Yemeni Leader Agrees to Go to Saudi Arabia for Treatment YEMEN-articleInline
Yemen's President Ali Abdullah Saleh

Analysts fear that a sudden departure by Mr. Saleh, after 33 years in power, would create even deeper chaos in Yemen, where the government has already lost control of some outlying provinces and Al Qaeda and other jihadists have appeared to exploit the political turmoil to move more freely. Saudi officials, who spoke on the condition of anonymity, said Mr. Saleh’s condition had worsened overnight and he had agreed to treatment in Riyadh, but they were not sure if his plane had yet left Sana. Yemen’s official news agency denied on Saturday that he had left the country. If he leaves, Mr. Saleh might have trouble returning to his country, some analysts said, given the violent struggle with powerful tribal rivals now under way in Yemen and the tremendous pressure he has faced at home and from abroad to step down. If he were to exit the political scene without a clear plan for political transition — such as the one Persian Gulf mediators have struggled to arrange in recent months — Yemen’s opposition factions might fight among themselves. Yemen’s sudden political vacuum puts tremendous pressure on Saudi Arabia, Yemen’s powerful neighbor and patron, which arranged a cease-fire late Friday with the tribal militia Mr. Saleh blamed for the attack on the palace earlier in the day, Yemeni officials said. Saudi Arabia has long played the role of kingmaker for its smaller, and infinitely poorer, neighbor.
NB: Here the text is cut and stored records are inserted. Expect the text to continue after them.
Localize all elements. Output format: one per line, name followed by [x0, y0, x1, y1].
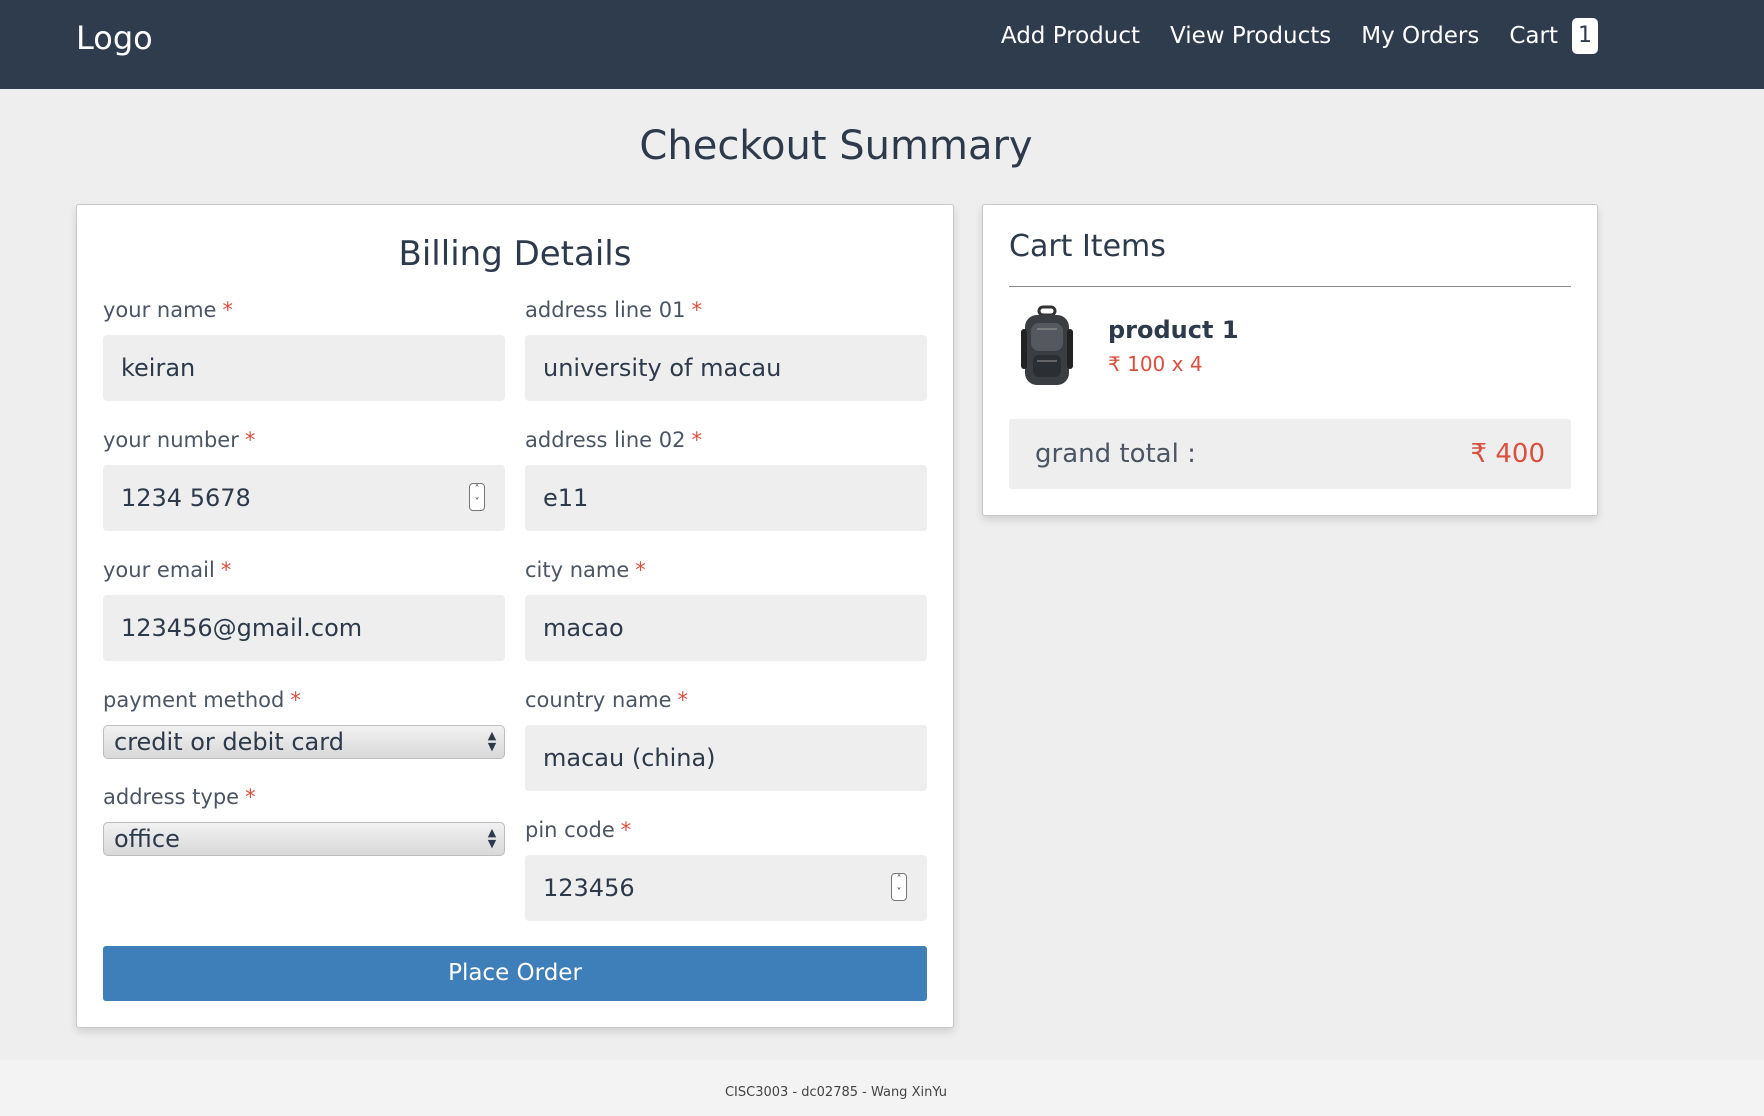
city-label-text: city name [525, 558, 630, 582]
required-mark: * [244, 428, 256, 452]
stepper-up-icon[interactable]: ˄ [892, 874, 906, 887]
required-mark: * [691, 298, 702, 322]
nav-view-products[interactable]: View Products [1170, 18, 1331, 54]
required-mark: * [691, 428, 702, 452]
backpack-product-image [1021, 305, 1073, 385]
rupee-icon: ₹ [1108, 352, 1121, 376]
country-label-text: country name [525, 688, 672, 712]
city-input[interactable]: macao [525, 595, 927, 661]
cart-items-card: Cart Items product 1 ₹ 100 x 4 grand tot… [982, 204, 1598, 516]
address-line1-label: address line 01 * [525, 295, 702, 325]
address-type-value: office [114, 825, 180, 853]
grand-total-label: grand total : [1035, 439, 1196, 469]
select-arrows-icon: ▲ ▼ [487, 729, 497, 753]
number-input[interactable]: 1234 5678 ˄ ˅ [103, 465, 505, 531]
footer-text: CISC3003 - dc02785 - Wang XinYu [724, 1085, 948, 1100]
email-input[interactable]: 123456@gmail.com [103, 595, 505, 661]
billing-details-card: Billing Details your name * keiran your n… [76, 204, 954, 1028]
stepper-down-icon[interactable]: ˅ [892, 887, 906, 900]
number-label-text: your number [103, 428, 239, 452]
select-arrows-icon: ▲ ▼ [487, 826, 497, 850]
required-mark: * [220, 558, 232, 582]
main-nav: Add Product View Products My Orders Cart… [1001, 18, 1598, 54]
address-line2-label-text: address line 02 [525, 428, 686, 452]
billing-title: Billing Details [398, 234, 632, 274]
logo[interactable]: Logo [76, 18, 153, 58]
page-title: Checkout Summary [639, 123, 1033, 169]
address-line1-input[interactable]: university of macau [525, 335, 927, 401]
nav-cart[interactable]: Cart 1 [1509, 18, 1598, 54]
pin-code-input[interactable]: 123456 ˄ ˅ [525, 855, 927, 921]
nav-cart-label: Cart [1509, 23, 1558, 49]
payment-method-select[interactable]: credit or debit card ▲ ▼ [103, 725, 505, 759]
cart-title: Cart Items [1009, 229, 1166, 264]
product-name: product 1 [1108, 316, 1239, 344]
number-stepper[interactable]: ˄ ˅ [469, 483, 485, 511]
pin-code-input-value: 123456 [543, 874, 635, 902]
required-mark: * [290, 688, 301, 712]
grand-total-value: ₹ 400 [1471, 419, 1545, 489]
place-order-button[interactable]: Place Order [103, 946, 927, 1001]
address-line2-label: address line 02 * [525, 425, 702, 455]
required-mark: * [222, 298, 233, 322]
address-line1-label-text: address line 01 [525, 298, 686, 322]
product-price-text: 100 x 4 [1127, 352, 1203, 376]
required-mark: * [245, 785, 256, 809]
grand-total-amount: 400 [1495, 439, 1545, 469]
name-label-text: your name [103, 298, 217, 322]
nav-my-orders[interactable]: My Orders [1361, 18, 1479, 54]
address-type-select[interactable]: office ▲ ▼ [103, 822, 505, 856]
pin-code-label: pin code * [525, 815, 631, 845]
email-label-text: your email [103, 558, 215, 582]
payment-method-label-text: payment method [103, 688, 285, 712]
number-label: your number * [103, 425, 255, 455]
required-mark: * [677, 688, 689, 712]
address-type-label-text: address type [103, 785, 240, 809]
city-label: city name * [525, 555, 646, 585]
address-type-label: address type * [103, 782, 256, 812]
payment-method-label: payment method * [103, 685, 301, 715]
country-label: country name * [525, 685, 688, 715]
name-label: your name * [103, 295, 233, 325]
rupee-icon: ₹ [1470, 439, 1488, 469]
top-navbar: Logo Add Product View Products My Orders… [0, 0, 1764, 89]
nav-add-product[interactable]: Add Product [1001, 18, 1140, 54]
grand-total-box: grand total : ₹ 400 [1009, 419, 1571, 489]
payment-method-value: credit or debit card [114, 728, 344, 756]
email-label: your email * [103, 555, 231, 585]
product-price: ₹ 100 x 4 [1108, 350, 1203, 378]
name-input[interactable]: keiran [103, 335, 505, 401]
number-input-value: 1234 5678 [121, 484, 251, 512]
stepper-down-icon[interactable]: ˅ [470, 497, 484, 510]
required-mark: * [620, 818, 632, 842]
address-line2-input[interactable]: e11 [525, 465, 927, 531]
required-mark: * [635, 558, 646, 582]
country-input[interactable]: macau (china) [525, 725, 927, 791]
cart-count-badge: 1 [1572, 18, 1598, 54]
footer: CISC3003 - dc02785 - Wang XinYu [0, 1060, 1764, 1116]
divider [1009, 286, 1571, 287]
stepper-up-icon[interactable]: ˄ [470, 484, 484, 497]
pin-code-stepper[interactable]: ˄ ˅ [891, 873, 907, 901]
pin-code-label-text: pin code [525, 818, 615, 842]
But Saudi leaders have seemed deeply unsure
about how to handle Yemen in recent months, as they struggle to calm the revolutionary energies across the region while trying to ease Mr. Saleh out of power. Six other high-ranking Yemeni officials who were wounded in the attack
were flown to Riyadh Saturday, Yemen’s official news agency reported,
including the prime minister. Government spokesmen had insisted that the president’s wounds were minor. The attack took place midday Friday, when what appeared to be a rocket or mortar shell struck a mosque in the presidential compound where Mr. Saleh and other high-ranking officials were praying. Mr. Saleh delivered a speech hours later, in which he blamed the Ahmar brothers, whose tribal militia has been fighting the government in the capital, Sana, for two weeks. Soon afterward, government forces began firing rocket-propelled grenades and mortar shells on the house of Hamidh al-Ahmar, the Ahmar family’s political standard-bearer. A spokesman for Mr. Ahmar said that 19 people were killed in the attacks on his house. The Ahmars have denied any responsibility for the attack on the presidential compound. The shelling ebbed later in the day, after Saudi officials arranged a cease-fire, according to spokesmen from the Yemeni government and the
Ahmar family. “The public in Sana are overburdened over what has happened in the last week,” said Ahmed Sofan, a ruling party spokesman. “There is a cease-fire and I hope it will last.” Sadeq al-Ahmar, the eldest of Ahmar brothers, confirmed that the Saudis had arranged the cease-fire, and said he would respect it. But he added that the government had not followed through on its promises to remove security forces from the area surrounding the Ahmar compound in the
Hasaba neighborhood in northern Sana, where the fighting has been concentrated in the past two weeks. And on Saturday night, the boom of artillery fire could be heard again in the neighborhood, suggesting the cease-fire might be unraveling.
The fierce street-to-street fighting between the militia and the government had left at least 130 people dead, raising fears that more tribes could become involved and trigger a bloodier conflict.